Question 1 (2 points): filter any missing data

Remove any observations that are missing any of the following variables:

  • death
  • active
  • age
  • education
  • exercise
  • qsmk
  • race
  • sex
  • smokeintensity
  • smkyrs
  • wt82_71

You would ordinarily want to perform a sensitivity analysis and consider the possibility of bias from informative censoring, but you can ignore that possibility for the purposes of this assignment.

Question 2 (4 points): Table 1

Create a table of descriptive statistics like in HW1, but this time stratify it by the exposure variable qsmk

Question 3 (4 points): fit crude and adjusted logistic regression models

Fit simple and adjusted multiple logistic regression models for the probability of death with quitting smoking as the exposure. In the multivariate model, adjust for sex, race, age, education, and exercise as hypothesized confounders. Use a B-spline from the splines package to correct for age, ie:

\[ death \sim qsmk + sex + race + bs(age) + education + exercise \]

For the purpose of this question, assume that conditional exchangeability holds when controlling for these confounders.

Interpret the coefficient of qsmk in the crude model and in the adjusted model. Compare them.
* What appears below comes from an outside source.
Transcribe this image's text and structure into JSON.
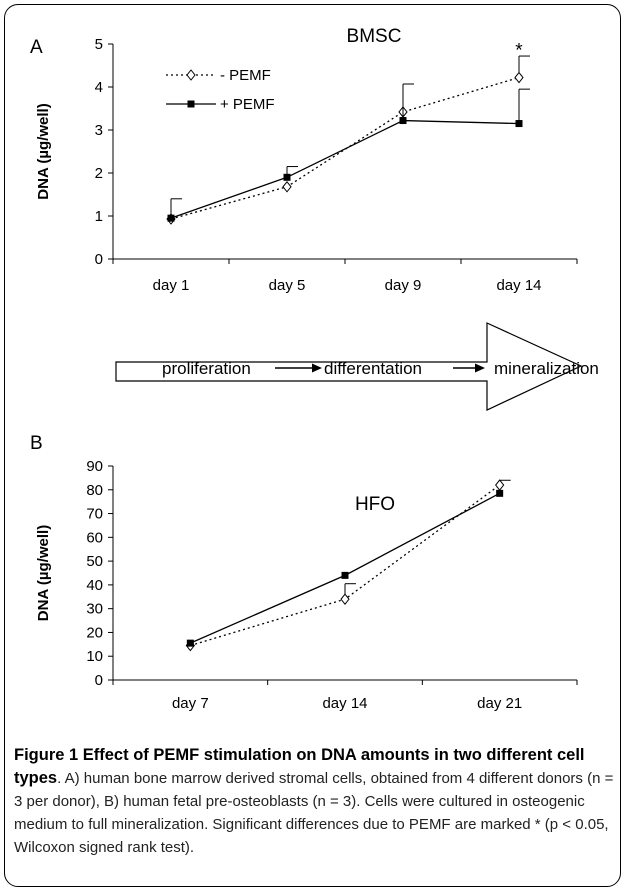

Question 4 (3 points): model diagnostics

Create a binned residual plot using the binnedplot function from the arm library. Interpret the plot.

Question 5 (7 points): Inverse probability weighting

a (2 points)) Create a model to calculate the propensity of exposure given the values of the hypothesized confounders (propensity score). This is your “denominator” model of Lecture 11, Slide 15. ie,

\[ \textbf{denom.fit}:qsmk \sim sex + race + bs(age) + education + exercise \]

Also fit your “numerator model”, \[ \textbf{num.fit}: qsmk \sim 1 \]

b (2 points)) Calculate IPTW weights using this model. Hint - you can use code like this:

pdenom <- predict(denom.fit, type = "response")
pnum <- predict(num.fit, type = "response")
nhefs$iptw <- ifelse(nhefs$qsmk == 0, ((1-pn.qsmk)/(1-pd.qsmk)),
                     (pn.qsmk/pd.qsmk))

c (2 points)) Use the geeglm function from the geepack library to use these weights to estimate the causal effect of quitting smoking on death.

Notes: - the id argument to geepack is arbitrary in this case because there is no grouping or hierarchical structure of participants. You can use the seqn variable or 1:nrow(nhefs). - The corstr argument is also arbitrary for the same reason; if you don’t specify it you will be using the default corstr="independence" - Remember that when using these weights, do not include confounders in the model.

d (1 point)) Compare the coefficient and standard error for quitting smoking to Question 2, and comment. Recall the discussion in lecture about geepack standard errors being too conservative.